Hans-Hasso Ludolf Martin von Veltheim-Ostrau (born Cologne October 15, 1885, died Utersum August 13, 1956) was a German Indologist, Anthroposophist, Far East traveler, occultist and author.
He was the son of the royal Prussian lieutenant colonel and landowner Franz von Veltheim (1856–1927), laird of Ostrau and Weissandt and Anhalt ducal chamberlain, and his first wife Klara Herbertz (1860–1925) from Cologne.
He was a friend of authors like Hermann Kasack, Hans Henny Jahnn and Grigol Robakidze who wrote books when Veltheim's guest at Ostrau.
Outside Ostrau and on his travels he came into contact with personalities such as Mahatma Gandhi, Aristide Briand, Anthony Eden, Walther Rathenau, Gustav Stresemann, with numerous scientists and artists such as Gerhart Hauptmann, Rainer Maria Rilke, Stefan George, Richard Strauss, Arno Breker and Oswald Spengler.
He had the castle extensively renovated and furnished with his collections of antiques, expressionist paintings (such as Marsden Hartley's Light House) as well as ethnological objects from all over the world.
Until the Second World War, he turned his home into a meeting place for scientists, writers, artists, esotericists, politicians, musicians, dancers, and numerous visitors from Asia, especially India.
Initially his interests revolved around China, which he was never to set foot in and whose art and philosophy he was taught by the Sinologist Richard Wilhelm, but gradually India came to the fore, especially through theosophical and spiritual contacts.
Through Annie Besant who called the gigantic grand-seigneur „my crusader“, he came close to theosophy, especially to the world savior, whom she temporarily postulated, Jiddu Krishnamurti, who stayed in Ostrau for a week in 1931.
But he also maintained good contacts with influential politicians of the Weimar Republic, such as the President of the Reichstag Paul Löbe and a number of cabinet ministers, as well as with domestic and foreign diplomats who visited and invited him.
After Adolf Hitler's rise to power, numerous members of his circle of friends emigrated from 1933, like the dancers Harald Kreutzberg and Kurt Jooss or the Indologist Heinrich Zimmer and the anthroposophist Eugen Kolisko, others were harassed by the Nazi regime.
He had to return to Germany via Egypt, Libya, Italy, France, Belgium and the Netherlands (where he once again visited the exiled Emperor Wilhelm II, whom his mother had known well).
He provided spiritual support to his cousin Elisabeth von Thadden in letters before she was executed as a resistance fighter against the Nazi régime in September 1944, as was his close friend Carl Wentzel.
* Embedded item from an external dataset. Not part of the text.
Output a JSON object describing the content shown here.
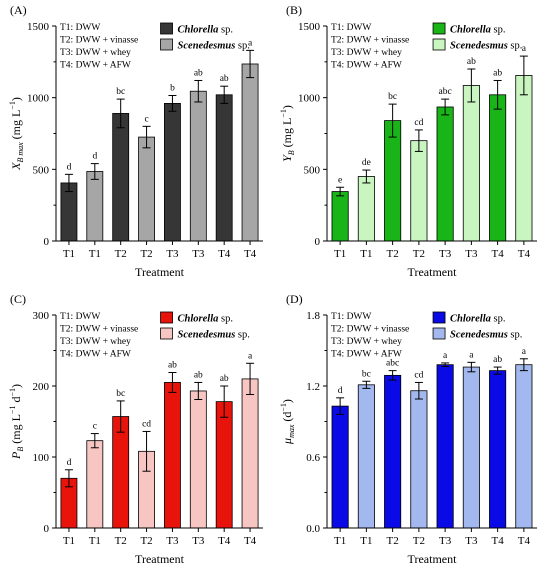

Despite the strictest ban, Veltheim continued to visit the president of the umbrella organization of German Jews in Berlin until the end of 1942 and had food delivered to him until his deportation in January 1943.
His urn was brought back to Ostrau in 1990, after the fall of the Berlin Wall, and buried in a crypt chapel in the Castle Church, which he had converted into an anthroposophical meditation room in 1933.